Carney’s older sister Kelsey read an emotional statement to the court about a sister whose “smile could brighten the darkest of days”.
“Carney was born at 34 weeks and was in and out of hospital for 14 months and at this time mum was told to take her home, she would be a vegetable,” she said.
“That was the day mum made a promise to Carney.

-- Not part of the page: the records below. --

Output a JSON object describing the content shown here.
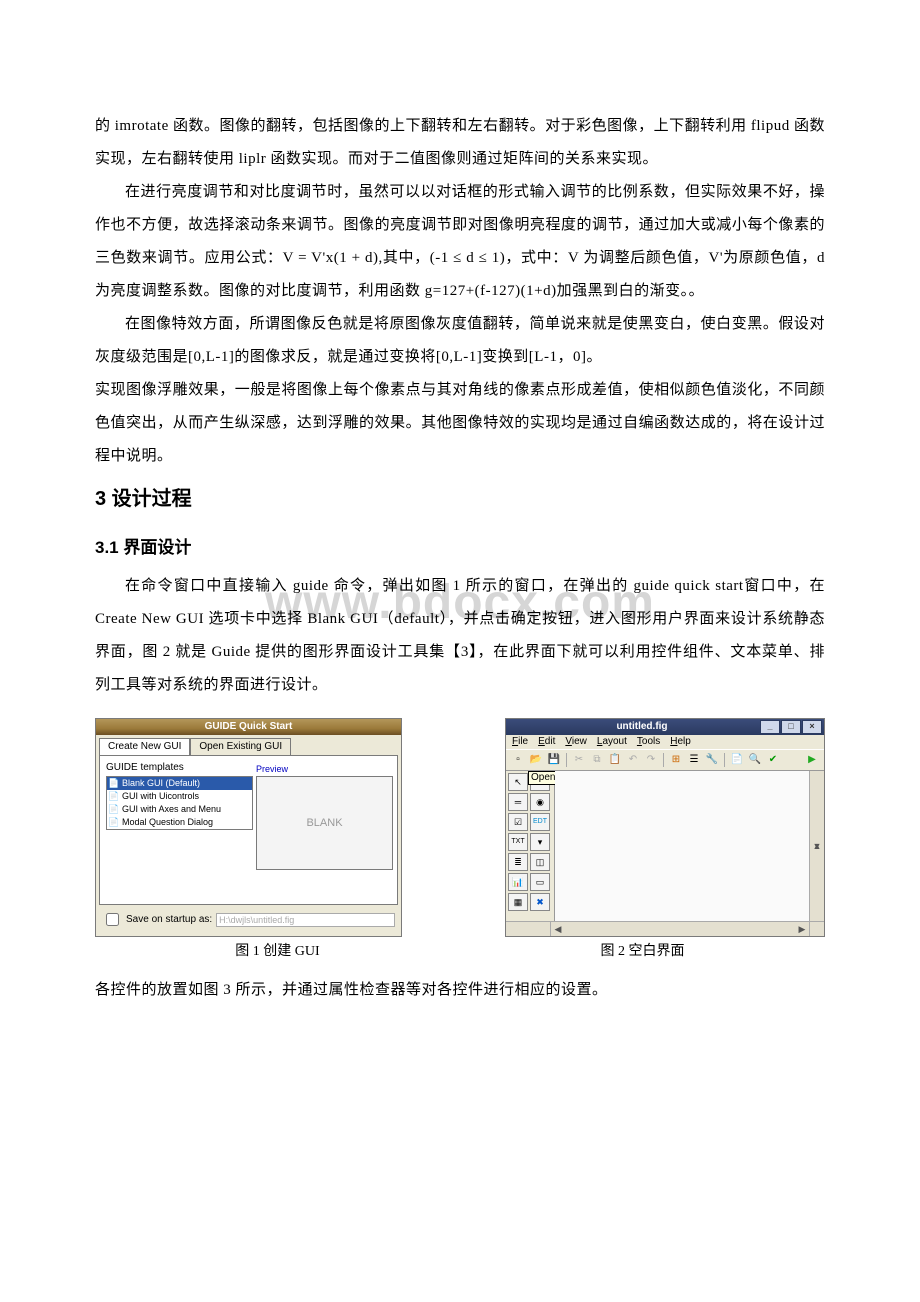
{
  "watermark": "www.bdocx.com",
  "paragraphs": {
    "p1": "的 imrotate 函数。图像的翻转，包括图像的上下翻转和左右翻转。对于彩色图像，上下翻转利用 flipud 函数实现，左右翻转使用 liplr 函数实现。而对于二值图像则通过矩阵间的关系来实现。",
    "p2": "在进行亮度调节和对比度调节时，虽然可以以对话框的形式输入调节的比例系数，但实际效果不好，操作也不方便，故选择滚动条来调节。图像的亮度调节即对图像明亮程度的调节，通过加大或减小每个像素的三色数来调节。应用公式：V = V'x(1 + d),其中，(-1 ≤ d ≤ 1)，式中：V 为调整后颜色值，V'为原颜色值，d 为亮度调整系数。图像的对比度调节，利用函数 g=127+(f-127)(1+d)加强黑到白的渐变。。",
    "p3": "在图像特效方面，所谓图像反色就是将原图像灰度值翻转，简单说来就是使黑变白，使白变黑。假设对灰度级范围是[0,L-1]的图像求反，就是通过变换将[0,L-1]变换到[L-1，0]。",
    "p4": "实现图像浮雕效果，一般是将图像上每个像素点与其对角线的像素点形成差值，使相似颜色值淡化，不同颜色值突出，从而产生纵深感，达到浮雕的效果。其他图像特效的实现均是通过自编函数达成的，将在设计过程中说明。",
    "p5": "在命令窗口中直接输入 guide 命令，弹出如图 1 所示的窗口，在弹出的 guide quick start窗口中，在 Create New GUI 选项卡中选择 Blank GUI（default），并点击确定按钮，进入图形用户界面来设计系统静态界面，图 2 就是 Guide 提供的图形界面设计工具集【3】，在此界面下就可以利用控件组件、文本菜单、排列工具等对系统的界面进行设计。",
    "p6": "各控件的放置如图 3 所示，并通过属性检查器等对各控件进行相应的设置。"
  },
  "headings": {
    "h2": "3 设计过程",
    "h3": "3.1 界面设计"
  },
  "fig1": {
    "title": "GUIDE Quick Start",
    "tab_new": "Create New GUI",
    "tab_open": "Open Existing GUI",
    "templates_label": "GUIDE templates",
    "templates": {
      "t0": "Blank GUI (Default)",
      "t1": "GUI with Uicontrols",
      "t2": "GUI with Axes and Menu",
      "t3": "Modal Question Dialog"
    },
    "preview_label": "Preview",
    "preview_content": "BLANK",
    "save_label": "Save on startup as:",
    "save_path": "H:\\dwjls\\untitled.fig"
  },
  "fig2": {
    "title": "untitled.fig",
    "menu": {
      "m0": "File",
      "m1": "Edit",
      "m2": "View",
      "m3": "Layout",
      "m4": "Tools",
      "m5": "Help"
    },
    "tooltip": "Open"
  },
  "captions": {
    "c1": "图 1   创建 GUI",
    "c2": "图 2   空白界面"
  }
}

She made the promise she would fight for her, be her voice and do everything in her power to give Carney the best quality of life possible.

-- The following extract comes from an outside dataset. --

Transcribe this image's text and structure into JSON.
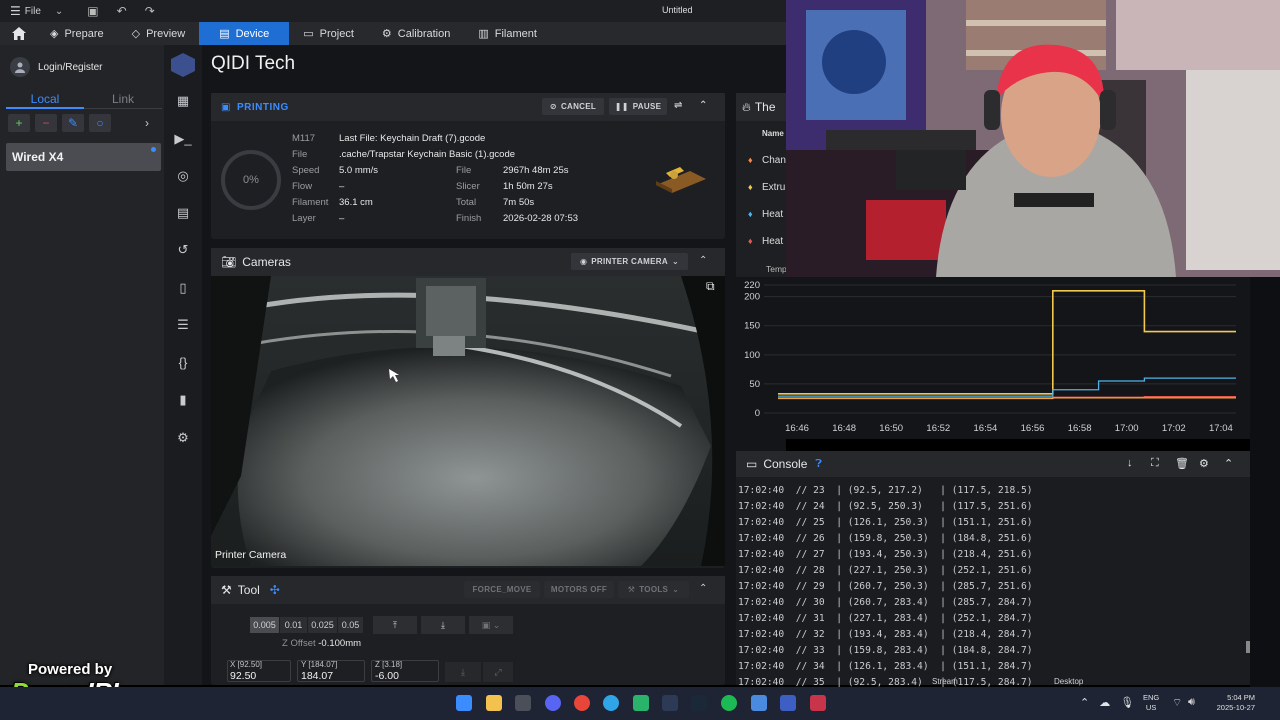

“… Mum’s worst fear has always been that a seizure would take Carney from us, the ‘what ifs’ will forever plague us.”
During the inquest, Ms Ward raised questions about staff training at the Outlook Drive facility, now run by House With No Steps.
“The issues are more complex than just a failure to train staff to administer the drug,” she said.
“There was a lack of training on how seizures affected her, and how to know what to look for when she had finished a seizure.’’
Ms Ward said according to Carney’s epilepsy management plan, developed by her treating neurologist, medication was to be administered after a seizure lasted three minutes.
If a staff member trained in administering the drug was not available, an ambulance was to be called after five minutes.
In a 2016 report to the NSW Ombudsman into Carney’s death Professor Ernest Summerville, director of the Comprehensive Epilepsy Service at Prince of Wales Hospital, said he doubted it would have made a difference if an ambulance had been called.
In the report he said paramedics would likely not have administered medication or transported Carney to hospital as her seizure had self-terminated.
However, under cross examination in court on Tuesday by counsel for the family Mark Davies, Prof Summerville said had paramedics been called and transported her to hospital for observation her “death may have been averted”.
However he added: “I think it’s unlikely that early seizure directly caused the death and in a way may have been coincidental”.
The Coroner heard that the autopsy listed coronary heart disease and positional asphyxiation as possible causes of death.
However Prof Summerville said with Carney’s history, sudden unexpected death in epilepsy (or SUDEP) could not be excluded.
The Coroner will release his findings on Friday.